これを初めて見たとき、「これが和菓子?」オーバーに言うと後じさりしたくなった。
どう見てもお赤飯のおにぎり。それもデカい。
中にお饅頭が潜んでいるとは、ね。
和菓子というより北埼玉地区の郷土菓子と言った方がいいかもしれない。
その名も「いがまんじゅう」。
で、今回。
さらに驚きは広がった。
中に砂糖漬けした大栗が一個、潜んでいた。独特のオーラが見えた。
「いがまんじゅう」の中では横綱格、だと思う。
金星あんこ:いが栗まんじゅう。
埼玉・鴻巣の「木村屋製菓舗」で出会った金星。創業約120年の老舗和菓子屋さん。
「いが栗まんじゅう」というネーミングもシャレている。
一個の大きさがかなりでかい。
サイズは75×70ミリ。ほぼまん丸。重さは約150グラムもある。一個税込み200円。
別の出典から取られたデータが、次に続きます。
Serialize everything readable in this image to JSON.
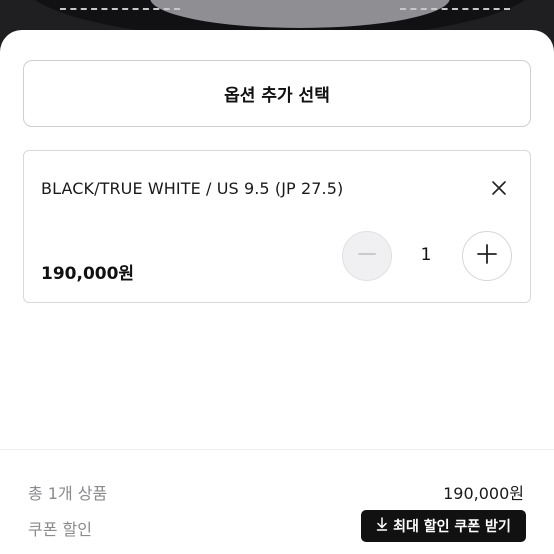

艶やかなお赤飯おにぎりを真ん中から切ったらごらんの通り。
「蒸かし立てで無添加づくりなので、本日中にお召し上がりくださいね」(女将さん)
〈味わい〉ほんのり塩気のあるお赤飯と蒸かしまんじゅうのマリアージュが見た目のミスマッチとは裏腹にめちゃくちゃ合う。
食べるとわかる、としか言いようがないかな。
最初はちょっと引いて⇒ガブリと行くと⇒もっちりしたささげのお赤飯⇒ふっくらまんじゅう⇒甘すぎない自家製つぶあん⇒シロップ漬け栗⇒それらが口の中で出会い⇒瓦解し⇒混じり合いとろけ合ってくる⇒極楽へ一直線・・・。
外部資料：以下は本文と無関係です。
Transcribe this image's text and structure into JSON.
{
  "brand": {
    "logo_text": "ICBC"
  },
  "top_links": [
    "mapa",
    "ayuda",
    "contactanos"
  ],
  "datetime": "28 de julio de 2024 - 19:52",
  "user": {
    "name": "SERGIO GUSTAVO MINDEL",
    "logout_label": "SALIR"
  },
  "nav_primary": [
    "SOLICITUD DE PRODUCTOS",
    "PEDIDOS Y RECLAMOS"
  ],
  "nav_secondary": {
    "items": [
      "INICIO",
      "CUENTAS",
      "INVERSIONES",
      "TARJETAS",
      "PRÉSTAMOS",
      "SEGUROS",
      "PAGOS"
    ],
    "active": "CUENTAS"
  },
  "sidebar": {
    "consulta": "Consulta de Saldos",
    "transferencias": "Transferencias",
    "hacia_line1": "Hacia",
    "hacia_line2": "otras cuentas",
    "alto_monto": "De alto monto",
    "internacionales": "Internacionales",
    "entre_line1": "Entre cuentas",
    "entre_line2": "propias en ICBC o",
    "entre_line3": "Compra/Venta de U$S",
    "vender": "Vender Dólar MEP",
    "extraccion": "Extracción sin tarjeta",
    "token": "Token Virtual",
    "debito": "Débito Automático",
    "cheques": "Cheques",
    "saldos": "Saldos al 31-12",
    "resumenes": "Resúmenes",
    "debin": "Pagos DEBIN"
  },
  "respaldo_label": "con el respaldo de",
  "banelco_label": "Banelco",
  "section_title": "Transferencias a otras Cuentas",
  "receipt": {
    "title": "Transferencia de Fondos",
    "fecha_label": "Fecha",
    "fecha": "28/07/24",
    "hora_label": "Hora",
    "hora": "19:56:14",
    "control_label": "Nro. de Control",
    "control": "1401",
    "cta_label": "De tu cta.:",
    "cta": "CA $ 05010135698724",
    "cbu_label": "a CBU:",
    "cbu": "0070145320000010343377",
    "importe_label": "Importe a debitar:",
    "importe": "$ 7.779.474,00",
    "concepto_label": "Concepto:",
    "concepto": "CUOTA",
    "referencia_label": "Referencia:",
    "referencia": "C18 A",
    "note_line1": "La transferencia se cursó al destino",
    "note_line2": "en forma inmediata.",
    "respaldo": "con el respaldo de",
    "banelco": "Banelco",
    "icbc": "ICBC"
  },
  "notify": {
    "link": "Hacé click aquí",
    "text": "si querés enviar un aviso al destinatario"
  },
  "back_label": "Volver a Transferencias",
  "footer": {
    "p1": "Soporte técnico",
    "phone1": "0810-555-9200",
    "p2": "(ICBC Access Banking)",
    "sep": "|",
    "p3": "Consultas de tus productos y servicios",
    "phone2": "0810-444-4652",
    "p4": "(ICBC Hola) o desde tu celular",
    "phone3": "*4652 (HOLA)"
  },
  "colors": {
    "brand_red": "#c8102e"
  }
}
この味わいの七変化がたまらなく感じる(私の場合だが)。
〈あんこ〉つぶあんのこだわりにもすぐに気づく。
北海道産小豆を使用。砂糖がザラメの中でも純度が高い鬼ザラメを使用している。
じっくりと炊いているので、小豆の皮までスッと柔らかい。
全体が素朴なのに、中のあんこは雑味がない。スッキリとした気品さえ感じる。
小豆のいい風味だけを抜き出したようなあんこ。
去年、「&プレミアム」のあんこマニア対談でマガジンハウスを訪れたとき、これを手土産にしたら、おだんご先生や編集スタッフの皆さんが見た目と中身のギャップに驚いていた(してやったり気分)。座が和んだ。
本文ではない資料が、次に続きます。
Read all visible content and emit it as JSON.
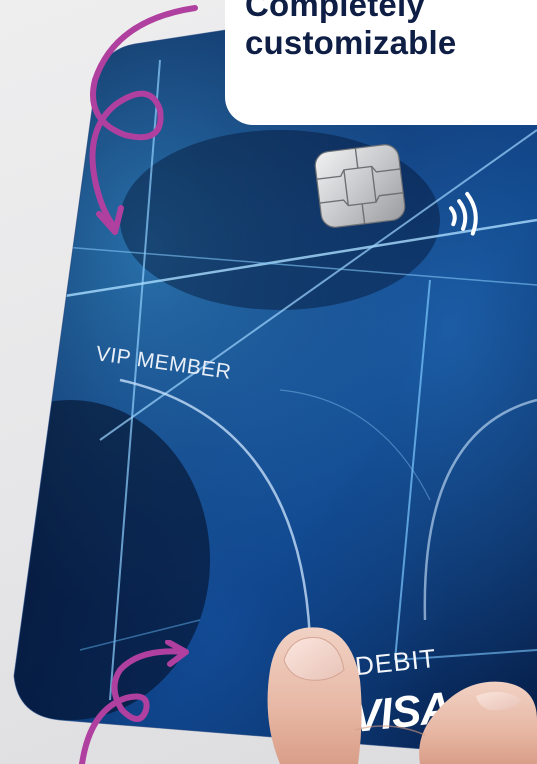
{
  "headline": {
    "line1": "Completely",
    "line2": "customizable"
  },
  "card": {
    "member_label": "VIP MEMBER",
    "debit_label": "DEBIT",
    "network_label": "VISA",
    "chip_icon": "chip-icon",
    "contactless_icon": "contactless-icon"
  },
  "decor": {
    "arrow_top_icon": "curly-arrow-icon",
    "arrow_bottom_icon": "curly-arrow-icon"
  },
  "colors": {
    "accent": "#b0409f",
    "headline": "#0e1e45",
    "card_dark": "#06122e",
    "card_mid": "#0f3a78",
    "card_glow": "#3fa7e6",
    "background": "#e8e8ea"
  }
}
●あんヒストリー 「木村屋製菓舗」の創業は明治38年(1905年)。現在4代目。4代目は東京の和洋菓子店で修業し、定番の生菓子から創作菓子まで伝統を守りながらチャレンジを続けている。鴻巣が「川幅日本一」(荒川)であることを記念して、日本一大きい「川幅どら焼き」(とにかくデカい)も作っている。